Apple’s management may be trying to play down what has historically been a central part of its culture — its ability to repeatedly deliver new hit products, according to Apple analyst Horace Dediu.
Speaking at the recent UBS Tech Conference on a panel of Apple experts, Dediu said:
“I think Apple management has been trying to de-emphasise the hit-driven business. That’s not to say they’re not going to have more hits, but they don’t want the company to be seen as a hits business. One of the big audiences that Tim [CEO Tim Cook] has is actually internal employee morale. I think the hit-driven mindset is demoralising internally, and there is a concerted effort to tone down this ‘Let’s hit home runs’ mind-set.”
If Dediu’s comments accurately represent the internal dynamics at Apple, it would be a dramatic shift in the company’s cultural identity. It would move Apple from being a “new hit product business” to a “services/recurring-revenue business,” Dediu believes.
That would be a massive internal change of direction. For years, Apple has relied on a series of annual set-piece events at which founder Steve Jobs and then CEO Tim Cook stood in front of an audience and unveiled something “magical.” The most interesting three words published by Apple every year are “one more thing.” Jobs first used those words in 1998 to announce that the company had returned to profitability. They traditionally come at the end of each presentation as if they were a mere footnote. The joke is that the company is about to say something huge. More recently, “one more thing” was used to launch Apple Watch. In advance of these events, Apple works relentlessly to maintain secrecy on its new products so that the launches are a surprise.
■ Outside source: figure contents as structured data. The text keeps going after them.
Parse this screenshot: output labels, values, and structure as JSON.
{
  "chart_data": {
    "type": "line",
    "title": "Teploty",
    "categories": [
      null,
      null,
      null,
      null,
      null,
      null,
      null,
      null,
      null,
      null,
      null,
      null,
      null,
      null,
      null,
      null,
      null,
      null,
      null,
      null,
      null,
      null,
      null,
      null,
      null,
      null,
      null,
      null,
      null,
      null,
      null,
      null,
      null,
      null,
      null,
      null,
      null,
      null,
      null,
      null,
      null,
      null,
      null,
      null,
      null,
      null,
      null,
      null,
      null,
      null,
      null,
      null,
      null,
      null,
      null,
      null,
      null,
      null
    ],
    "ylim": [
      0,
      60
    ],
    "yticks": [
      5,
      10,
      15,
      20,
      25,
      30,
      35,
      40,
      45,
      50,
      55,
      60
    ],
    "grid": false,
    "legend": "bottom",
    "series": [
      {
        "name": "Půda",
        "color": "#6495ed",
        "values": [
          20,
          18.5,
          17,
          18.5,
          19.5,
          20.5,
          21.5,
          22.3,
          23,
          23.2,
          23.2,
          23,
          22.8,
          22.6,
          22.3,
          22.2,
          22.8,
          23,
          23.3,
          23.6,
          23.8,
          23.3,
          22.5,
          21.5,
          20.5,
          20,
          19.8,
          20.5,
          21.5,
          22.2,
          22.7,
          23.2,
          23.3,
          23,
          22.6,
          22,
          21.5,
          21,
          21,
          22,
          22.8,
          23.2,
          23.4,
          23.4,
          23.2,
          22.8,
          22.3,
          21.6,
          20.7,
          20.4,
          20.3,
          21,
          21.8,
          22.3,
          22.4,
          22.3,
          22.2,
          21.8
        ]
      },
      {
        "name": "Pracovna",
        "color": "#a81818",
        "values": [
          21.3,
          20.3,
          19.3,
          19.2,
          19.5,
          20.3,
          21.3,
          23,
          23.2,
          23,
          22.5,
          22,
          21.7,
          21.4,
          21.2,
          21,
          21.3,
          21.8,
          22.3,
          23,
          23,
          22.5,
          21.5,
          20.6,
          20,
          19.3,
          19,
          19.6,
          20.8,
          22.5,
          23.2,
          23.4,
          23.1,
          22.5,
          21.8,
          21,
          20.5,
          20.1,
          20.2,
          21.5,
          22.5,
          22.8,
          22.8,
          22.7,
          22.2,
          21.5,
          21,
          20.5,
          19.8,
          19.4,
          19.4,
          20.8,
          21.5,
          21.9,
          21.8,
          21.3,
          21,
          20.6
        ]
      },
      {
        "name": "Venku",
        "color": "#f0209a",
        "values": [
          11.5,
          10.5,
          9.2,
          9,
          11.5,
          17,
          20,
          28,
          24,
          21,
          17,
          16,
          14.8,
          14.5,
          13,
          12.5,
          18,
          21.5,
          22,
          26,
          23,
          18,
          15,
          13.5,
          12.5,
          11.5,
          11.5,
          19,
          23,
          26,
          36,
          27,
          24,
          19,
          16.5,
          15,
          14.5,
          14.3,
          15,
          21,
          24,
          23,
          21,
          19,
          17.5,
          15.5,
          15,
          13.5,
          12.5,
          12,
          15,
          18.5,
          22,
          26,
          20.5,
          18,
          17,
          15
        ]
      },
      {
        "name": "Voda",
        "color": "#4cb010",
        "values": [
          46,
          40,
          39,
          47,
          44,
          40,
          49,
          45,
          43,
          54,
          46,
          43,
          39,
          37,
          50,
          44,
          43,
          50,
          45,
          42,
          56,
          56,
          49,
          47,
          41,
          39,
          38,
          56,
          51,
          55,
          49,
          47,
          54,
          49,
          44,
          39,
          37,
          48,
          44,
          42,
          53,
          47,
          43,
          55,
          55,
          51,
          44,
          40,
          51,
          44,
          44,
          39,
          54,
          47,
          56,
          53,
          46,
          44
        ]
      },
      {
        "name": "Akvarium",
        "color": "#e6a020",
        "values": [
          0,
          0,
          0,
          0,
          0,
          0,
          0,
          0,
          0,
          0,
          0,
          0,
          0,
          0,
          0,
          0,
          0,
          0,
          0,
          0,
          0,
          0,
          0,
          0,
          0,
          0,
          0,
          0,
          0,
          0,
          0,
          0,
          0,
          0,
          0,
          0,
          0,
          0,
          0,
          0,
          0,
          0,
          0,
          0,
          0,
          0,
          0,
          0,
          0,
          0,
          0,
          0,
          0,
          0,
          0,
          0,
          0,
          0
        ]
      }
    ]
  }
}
That rollercoaster of secrecy and surprise has been Apple’s cultural cornerstone for nearly three decades.
Bloomberg’s Apple journalist, Mark Gurman, a writer who gets more internal scoops than most about the company, was also on the panel. He elaborated on the recurring-revenue business: “In terms of the subscription, I can imagine there are some people who spend north of $60 (£47) a month on Apple. A high-end iPhone is $45 (£36) a month, iCloud storage $3-10 (£2-8) per month, Apple music is $5 (£4) per month. That doesn’t even include the extras like movies, songs, and TV shows.” Dediu estimates that Apple customers pay between 78 cents and $1 per day to stay on Apple’s devices and services.
That suggests it would be easier for Apple to grow the amount its existing customers pay for new devices and services than to invent a dramatic new product that creates a whole new line of business. New product launches are risky. If they fail to move the needle – i.e. Apple Watch – then you are back where you started. But persuade the average Apple customer to buy a few more things every year, and you have moved their spending from 78 cents per day to 88 cents per day and added 10% in revenues out of nowhere: That would add $22 billion to Apple’s topline sales, annually.
Apple has already started to publicly emphasise the recurring nature of its revenues. Apple revealed in January of this year that it hit 1 billion active devices in use. But its hardware metrics “have plateaued” Dediu says. Apple may be adding customers but it is not adding iPhones, because those customers hold into their iPhones longer. The company reported a decline in the sales (on an annual basis) of its latest, and biggest, hit — the iPhone. Last year’s iPhone 6s was a major factor in that decline and this year’s iPhone 7 does not look like it has jumpstarted Apple back into aggressive growth.
There is one area of Apple doing well: Services. That is the division that includes the App Store and iTunes and other virtual goods. Indeed, Apple’s last earnings statement had the headline “Services Revenue Grows 24% to All-Time Quarterly Record of $6.3 Billion,” as if Services was Apple’s most important business.
What was perhaps most intriguing about the panel’s discussion is that not even the experts — some of whom have often been cheerleaders for Apple’s ability to innovate in the past — have any conviction on the strategic direction Apple is heading. As another member of the UBS panel (Fortune journalist Adam Lashinsky) said: “I’ll play both sides of it for you, Steve. On the one hand, they haven’t had innovation for a long time and it looks really bleak and it’s been six years [if you measure by the iPad, which was introduced in 2010]. On the other hand, if after eight years they do something as big as the iPhone or the iPad or the iPod, then we’ll forget about, we’ll forget about those doubts.”